I've studied Childhood Adversity quite intensely, and I would love to add a bit more to what was said here, in reply to this point: 

"they do not account for severity (how bad the adversity was), duration (a one-off event or chronic throughout childhood) or adversity beyond the 10 core categories (e.g. bereavement is not included)"

This depends on which version of the questionnaire is used, as there are a few floating about. The original version adresses singular occurences, but the updated 'frequency version' does have a bigger emphasis on frequency and is more likely to take this into account, although that still leaves severity to be adressed. That being said, in the context of toxic stress - the reactivation of the stress response during adversity - it could be that there might not be much of a difference. 

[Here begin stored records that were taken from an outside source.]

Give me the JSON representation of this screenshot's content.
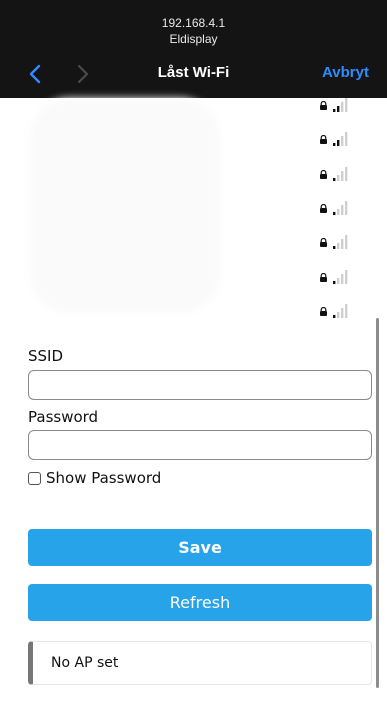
{
  "browser": {
    "url": "192.168.4.1",
    "page_name": "Eldisplay",
    "title": "Låst Wi-Fi",
    "cancel_label": "Avbryt",
    "back_icon": "chevron-left-icon",
    "forward_icon": "chevron-right-icon",
    "accent": "#2f8cff"
  },
  "networks": [
    {
      "locked": true,
      "signal": 2
    },
    {
      "locked": true,
      "signal": 2
    },
    {
      "locked": true,
      "signal": 1
    },
    {
      "locked": true,
      "signal": 1
    },
    {
      "locked": true,
      "signal": 1
    },
    {
      "locked": true,
      "signal": 1
    },
    {
      "locked": true,
      "signal": 1
    }
  ],
  "form": {
    "ssid_label": "SSID",
    "ssid_value": "",
    "password_label": "Password",
    "password_value": "",
    "show_password_label": "Show Password",
    "show_password_checked": false,
    "save_label": "Save",
    "refresh_label": "Refresh",
    "button_color": "#27a3ea"
  },
  "status": {
    "message": "No AP set"
  }
}
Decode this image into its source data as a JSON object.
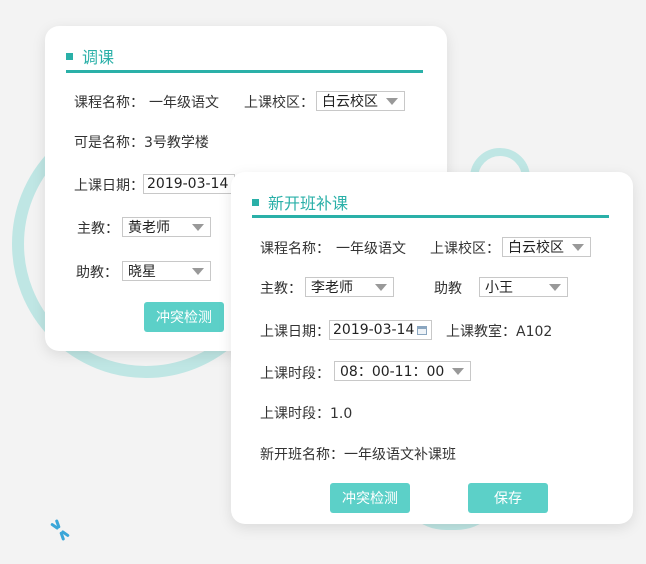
{
  "card1": {
    "title": "调课",
    "course_label": "课程名称：",
    "course_value": "一年级语文",
    "campus_label": "上课校区：",
    "campus_value": "白云校区",
    "alt_name_text": "可是名称：3号教学楼",
    "date_label": "上课日期：",
    "date_value": "2019-03-14",
    "teacher_label": "主教：",
    "teacher_value": "黄老师",
    "assistant_label": "助教：",
    "assistant_value": "晓星",
    "check_button": "冲突检测"
  },
  "card2": {
    "title": "新开班补课",
    "course_label": "课程名称：",
    "course_value": "一年级语文",
    "campus_label": "上课校区：",
    "campus_value": "白云校区",
    "teacher_label": "主教：",
    "teacher_value": "李老师",
    "assistant_label": "助教",
    "assistant_value": "小王",
    "date_label": "上课日期：",
    "date_value": "2019-03-14",
    "room_text": "上课教室：A102",
    "period_label": "上课时段：",
    "period_value": "08：00-11：00",
    "period_duration_text": "上课时段：1.0",
    "class_name_text": "新开班名称：一年级语文补课班",
    "check_button": "冲突检测",
    "save_button": "保存"
  },
  "colors": {
    "accent": "#2ab0a8",
    "button": "#5cd0c8",
    "ring": "#bfe6e4"
  }
}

I believe revisions are underway in how the ACE-10 is assessed, with Finkelhor (2015) suggesting the inclusion of peer victimization and/or rejection, as well as exposure to community violence, and coming from a low socioeconomic background. Others are ocming forward with adding certain ethnic backgrounds as an adverse experience in itself (although this may be contextual). In Dr Nadine Burke Harris' book "Toxic Childhood Stress", she describes using the ACE-10 as a core assessment in addition to the "supplmentary ACEs". If we want to keep the results of the research consistent, this might be the way forward? 

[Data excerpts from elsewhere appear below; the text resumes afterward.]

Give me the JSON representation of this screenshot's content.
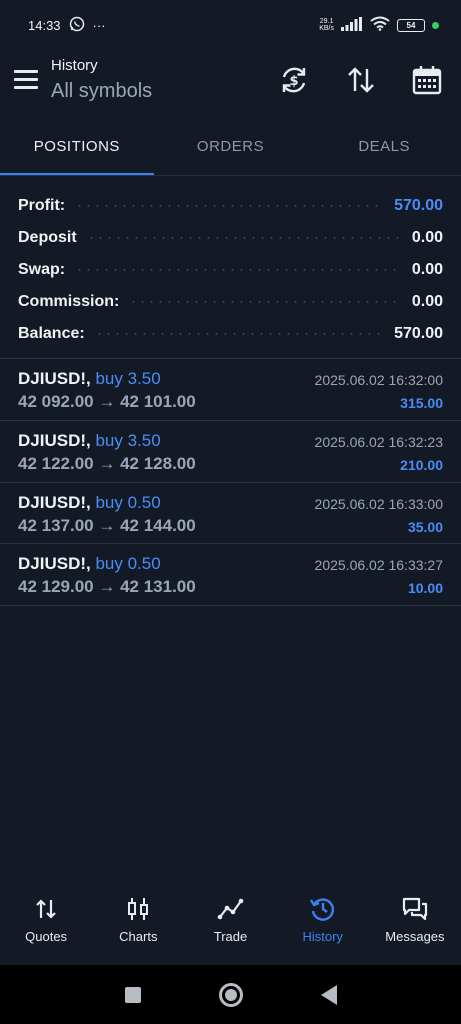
{
  "status_bar": {
    "time": "14:33",
    "dots": "···",
    "net_speed_value": "29.1",
    "net_speed_unit": "KB/s",
    "battery": "54"
  },
  "header": {
    "title": "History",
    "subtitle": "All symbols",
    "icons": [
      "currency-exchange-icon",
      "sort-icon",
      "calendar-icon"
    ]
  },
  "tabs": [
    {
      "label": "POSITIONS",
      "active": true
    },
    {
      "label": "ORDERS",
      "active": false
    },
    {
      "label": "DEALS",
      "active": false
    }
  ],
  "summary": {
    "profit_label": "Profit:",
    "profit_value": "570.00",
    "deposit_label": "Deposit",
    "deposit_value": "0.00",
    "swap_label": "Swap:",
    "swap_value": "0.00",
    "commission_label": "Commission:",
    "commission_value": "0.00",
    "balance_label": "Balance:",
    "balance_value": "570.00"
  },
  "deals": [
    {
      "symbol": "DJIUSD!,",
      "side": "buy 3.50",
      "prices": "42 092.00 → 42 101.00",
      "time": "2025.06.02 16:32:00",
      "profit": "315.00"
    },
    {
      "symbol": "DJIUSD!,",
      "side": "buy 3.50",
      "prices": "42 122.00 → 42 128.00",
      "time": "2025.06.02 16:32:23",
      "profit": "210.00"
    },
    {
      "symbol": "DJIUSD!,",
      "side": "buy 0.50",
      "prices": "42 137.00 → 42 144.00",
      "time": "2025.06.02 16:33:00",
      "profit": "35.00"
    },
    {
      "symbol": "DJIUSD!,",
      "side": "buy 0.50",
      "prices": "42 129.00 → 42 131.00",
      "time": "2025.06.02 16:33:27",
      "profit": "10.00"
    }
  ],
  "bottom_nav": [
    {
      "label": "Quotes",
      "icon": "quotes-icon",
      "active": false
    },
    {
      "label": "Charts",
      "icon": "candlestick-icon",
      "active": false
    },
    {
      "label": "Trade",
      "icon": "trade-icon",
      "active": false
    },
    {
      "label": "History",
      "icon": "history-icon",
      "active": true
    },
    {
      "label": "Messages",
      "icon": "messages-icon",
      "active": false
    }
  ],
  "colors": {
    "background": "#131a25",
    "accent": "#3c82f5",
    "profit_blue": "#4a8cf7",
    "muted_text": "#9aa6b8"
  }
}
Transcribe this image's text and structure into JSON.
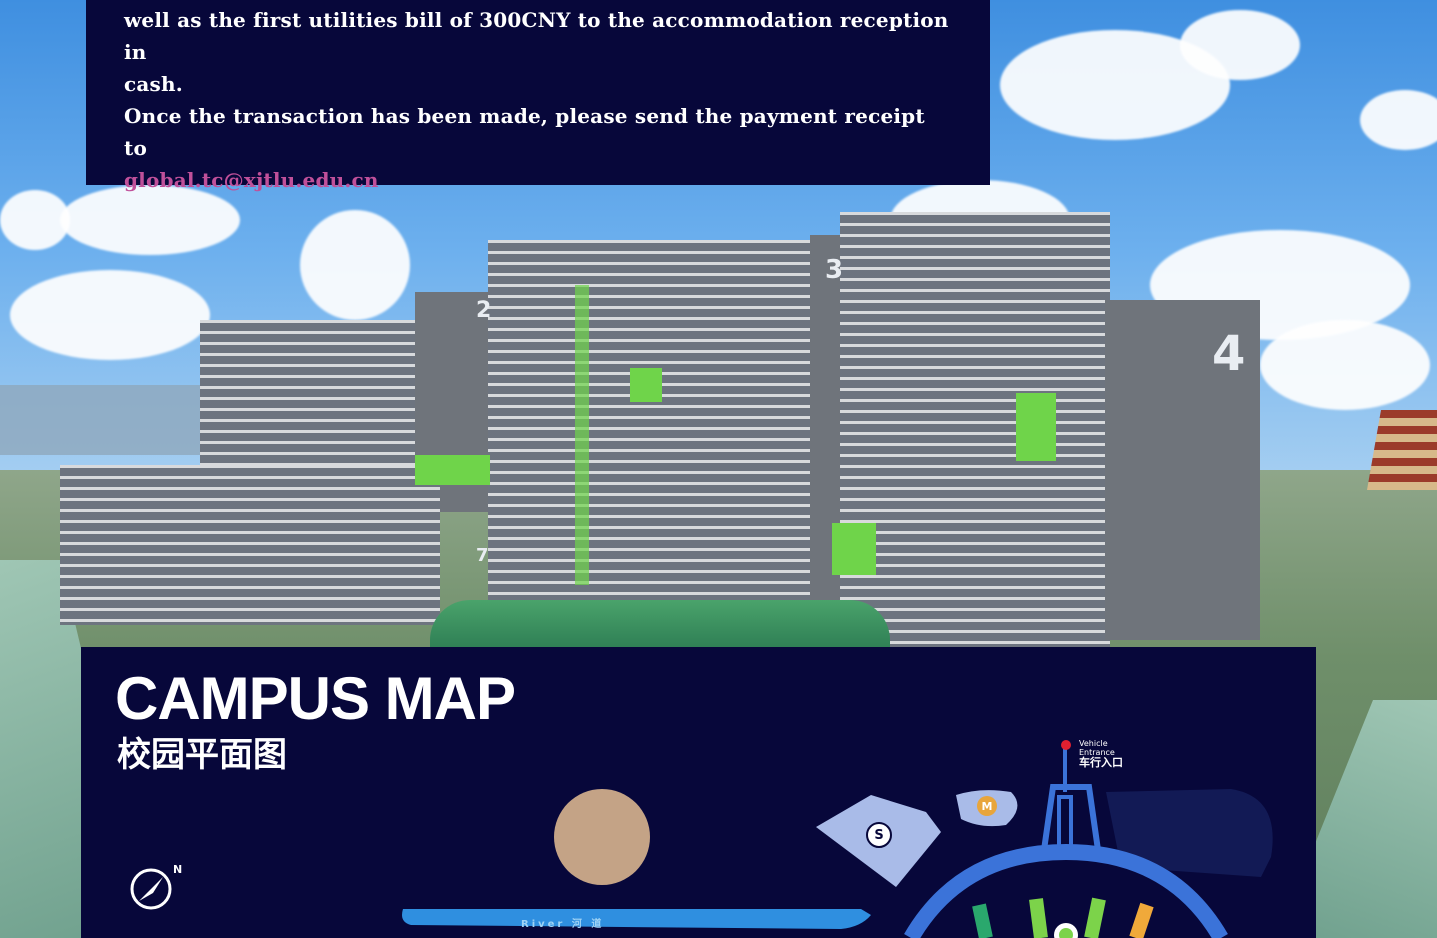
{
  "info_panel": {
    "line1": "well as the first utilities bill of 300CNY to the accommodation reception in",
    "line2": "cash.",
    "line3": "Once the transaction has been made, please send the payment receipt to",
    "email": "global.tc@xjtlu.edu.cn"
  },
  "photo": {
    "building_numbers": [
      "2",
      "3",
      "4",
      "7"
    ]
  },
  "campus_map": {
    "title": "CAMPUS MAP",
    "subtitle_cn": "校园平面图",
    "compass_label": "N",
    "river_label": "River   河 道",
    "vehicle_entrance_en_1": "Vehicle",
    "vehicle_entrance_en_2": "Entrance",
    "vehicle_entrance_cn": "车行入口",
    "building_s": "S",
    "building_m": "M"
  },
  "colors": {
    "panel_bg": "#07073a",
    "email_link": "#c0509a",
    "map_shape": "#a9bbe8",
    "route": "#3b73d9",
    "tan_marker": "#c4a386"
  }
}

I also would like to revisit this section:

"Finally, the ACEs framework does not fully consider resilience and what determines how a child may cope or recover from adversity. [...] and the ACEs framework leaves unanswered questions about both resilience and the conditions in which actual growth and learning can occur. "

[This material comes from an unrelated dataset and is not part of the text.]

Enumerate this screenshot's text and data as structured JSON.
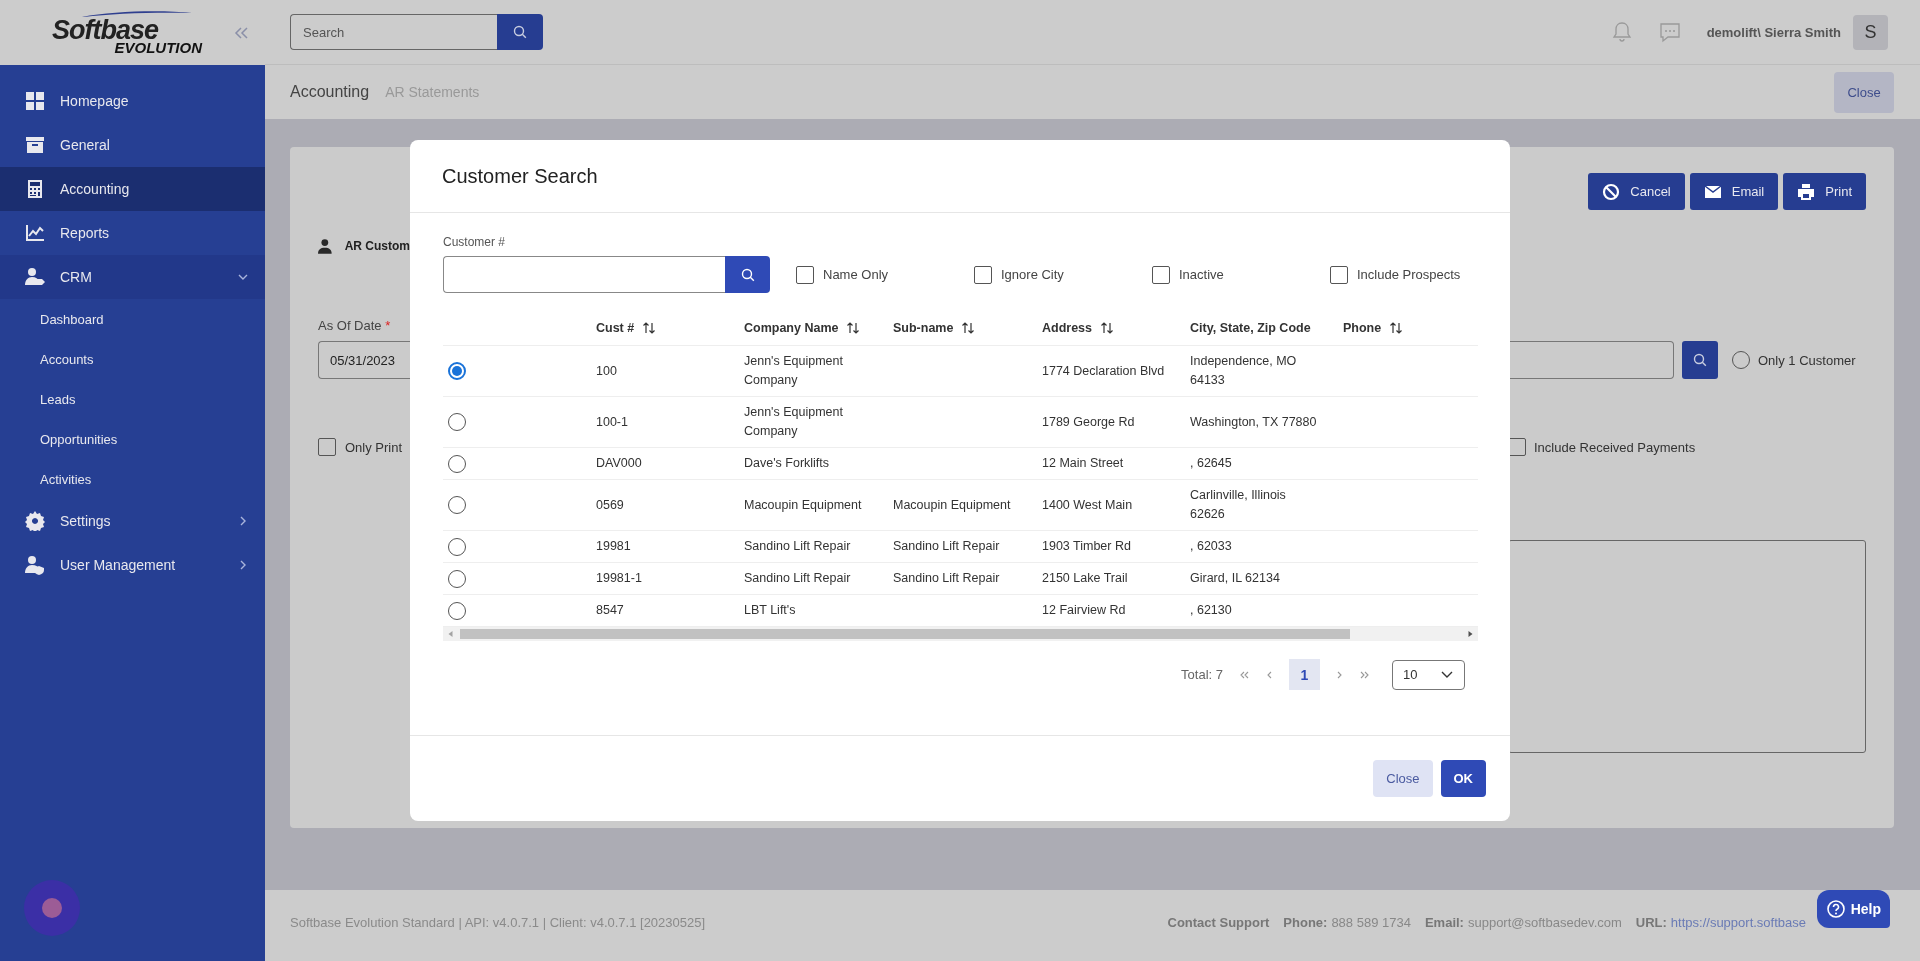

This is also true. However, I would consider that ACEs work very well considering risk, while resilience can be looked at through the lens of PCEs (Positive Childhood Experiences). These have been garnering a lot of attention this year particularly, and what I find interesting about PCE's is that high-scorers demonstrate resilience even high ACE scores. Perhaps a two-pronged approach looking at both risk and resilience through ACEs and PCEs would adress the gap?

Baglivio, M. T., & Wolff, K. T. (2020). Positive Childhood Experiences (PCE): Cumulative Resiliency in the Face of Adverse Childhood Experiences. Youth Violence and Juvenile Justice, 1541204020972487.